Facebook Twitter

Court strips Pinochet of immunity

SHARE Court strips Pinochet of immunity

SANTIAGO, Chile — Chile's Supreme Court stripped Gen. Augusto Pinochet's immunity, clearing the way for the former dictator to be tried on human rights charges, the court said Tuesday.

The court voted 14-6 to allow the 84-year-old Pinochet to be prosecuted on charges stemming from his 1973-1990 rule, Justice Jose Benquis said.

The actual vote was last week, but the decision was not announced until the legal ruling was written and signed by all the justices.

The court turned down Pinochet's appeal of a lower court decision in June stripping him of the immunity he had as a senator-for-life, a post he created for himself in the constitution written under his regime.

"This is not a defeat. Our next step, if a trial actually takes place, is to prove the complete innocence of Gen. Pinochet," said lawyer Gustavo Collao, a member of Pinochet's legal team.

Eduardo Contreras, a communist anti-Pinochet lawyer, said "this is a very emotional moment. We dedicate it to the many victims of repression under Pinochet."

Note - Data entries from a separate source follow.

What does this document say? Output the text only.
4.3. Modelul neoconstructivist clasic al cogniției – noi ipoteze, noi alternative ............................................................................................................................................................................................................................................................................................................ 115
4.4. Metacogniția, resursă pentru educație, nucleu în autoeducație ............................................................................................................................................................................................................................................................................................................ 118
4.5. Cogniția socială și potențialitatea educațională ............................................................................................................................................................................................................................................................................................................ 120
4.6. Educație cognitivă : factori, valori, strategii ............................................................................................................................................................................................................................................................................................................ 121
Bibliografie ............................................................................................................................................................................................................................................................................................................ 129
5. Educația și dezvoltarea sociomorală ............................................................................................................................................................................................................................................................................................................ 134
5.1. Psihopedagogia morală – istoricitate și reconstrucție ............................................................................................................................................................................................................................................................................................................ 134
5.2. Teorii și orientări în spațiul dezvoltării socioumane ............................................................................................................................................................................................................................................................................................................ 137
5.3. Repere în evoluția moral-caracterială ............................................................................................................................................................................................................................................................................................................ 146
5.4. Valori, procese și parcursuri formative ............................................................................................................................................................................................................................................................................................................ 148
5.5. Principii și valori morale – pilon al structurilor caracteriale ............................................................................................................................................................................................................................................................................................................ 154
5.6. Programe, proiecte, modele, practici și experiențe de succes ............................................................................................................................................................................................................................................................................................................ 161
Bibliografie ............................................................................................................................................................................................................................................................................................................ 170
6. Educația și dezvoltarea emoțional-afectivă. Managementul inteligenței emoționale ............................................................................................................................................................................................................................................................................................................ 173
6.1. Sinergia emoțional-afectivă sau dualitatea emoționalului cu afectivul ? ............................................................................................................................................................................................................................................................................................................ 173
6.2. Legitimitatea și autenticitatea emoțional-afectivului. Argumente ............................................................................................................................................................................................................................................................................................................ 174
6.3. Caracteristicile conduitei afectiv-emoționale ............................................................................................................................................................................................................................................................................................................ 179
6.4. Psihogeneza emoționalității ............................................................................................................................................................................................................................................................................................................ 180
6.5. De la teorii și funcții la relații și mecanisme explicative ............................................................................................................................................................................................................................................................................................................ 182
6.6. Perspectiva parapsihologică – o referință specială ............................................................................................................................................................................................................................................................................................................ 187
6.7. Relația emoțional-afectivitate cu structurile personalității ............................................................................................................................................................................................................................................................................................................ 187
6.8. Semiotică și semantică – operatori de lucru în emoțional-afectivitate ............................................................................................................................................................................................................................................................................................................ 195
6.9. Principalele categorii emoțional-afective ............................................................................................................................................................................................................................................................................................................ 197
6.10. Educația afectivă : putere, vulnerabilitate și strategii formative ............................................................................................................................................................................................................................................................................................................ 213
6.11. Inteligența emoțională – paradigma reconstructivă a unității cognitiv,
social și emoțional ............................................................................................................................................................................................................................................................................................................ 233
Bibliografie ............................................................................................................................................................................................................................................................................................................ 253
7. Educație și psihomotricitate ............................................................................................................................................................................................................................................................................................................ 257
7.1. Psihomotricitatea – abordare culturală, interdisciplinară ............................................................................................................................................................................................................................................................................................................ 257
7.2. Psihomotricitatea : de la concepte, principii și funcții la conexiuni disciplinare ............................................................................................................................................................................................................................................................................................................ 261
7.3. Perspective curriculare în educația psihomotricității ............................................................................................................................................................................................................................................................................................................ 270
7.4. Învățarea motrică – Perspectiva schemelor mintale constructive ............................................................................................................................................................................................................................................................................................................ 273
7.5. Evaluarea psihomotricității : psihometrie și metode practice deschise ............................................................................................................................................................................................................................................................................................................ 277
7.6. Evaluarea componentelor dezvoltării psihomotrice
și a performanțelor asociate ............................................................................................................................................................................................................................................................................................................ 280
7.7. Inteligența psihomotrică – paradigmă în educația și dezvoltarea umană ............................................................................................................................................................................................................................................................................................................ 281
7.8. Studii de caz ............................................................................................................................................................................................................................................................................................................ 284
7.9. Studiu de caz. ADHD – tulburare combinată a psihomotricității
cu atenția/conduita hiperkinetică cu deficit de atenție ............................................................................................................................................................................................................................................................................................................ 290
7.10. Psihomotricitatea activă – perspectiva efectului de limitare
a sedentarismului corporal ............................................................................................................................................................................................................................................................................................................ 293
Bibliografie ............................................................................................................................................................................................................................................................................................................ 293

An official Chilean government report says 3,197 people died or disappeared at the hands of Pinochet's secret police after he toppled the country's elected Marxist president in a 1973 coup.

Despite the high court's decision, the former dictator's foes acknowledge that a quick trial is unlikely.

The former dictator's age, his medical problems and his other legal privileges could drag out attempts to try him.

"I do not see Pinochet going to jail," Hugo Gutierrez, attorney for several plaintiffs in the case, said Monday.

Putting Pinochet on trial "could take up to eight years," Contreras said over the weekend.

Police said before the verdict was announced that they would step up security around the court building to keep expected pro- and anti-Pinochet demonstrators apart.

President Ricardo Lagos, a socialist who was briefly jailed under Pinochet, appealed Monday for calm and for all to respect the ruling.

If the case against Pinochet goes forward, prospective trial judge Juan Guzman would almost certainly face further delays. Since Pinochet is older than 70, Guzman would have to have him examined by doctors to determine whether he is fit to stand trial. Pinochet's relatives and lawyers, however, say the former ruler will not submit to the procedure.

They say that while Pinochet is in poor health, he is not mentally incompetent, the only grounds in Chilean law to exempt people from criminal responsibility.

Pinochet suffers from diabetes, has a pacemaker and has sustained three mild strokes.

In addition, Pinochet's status as a retired general gives him the right to be questioned in writing rather than in person, which could also delay the process.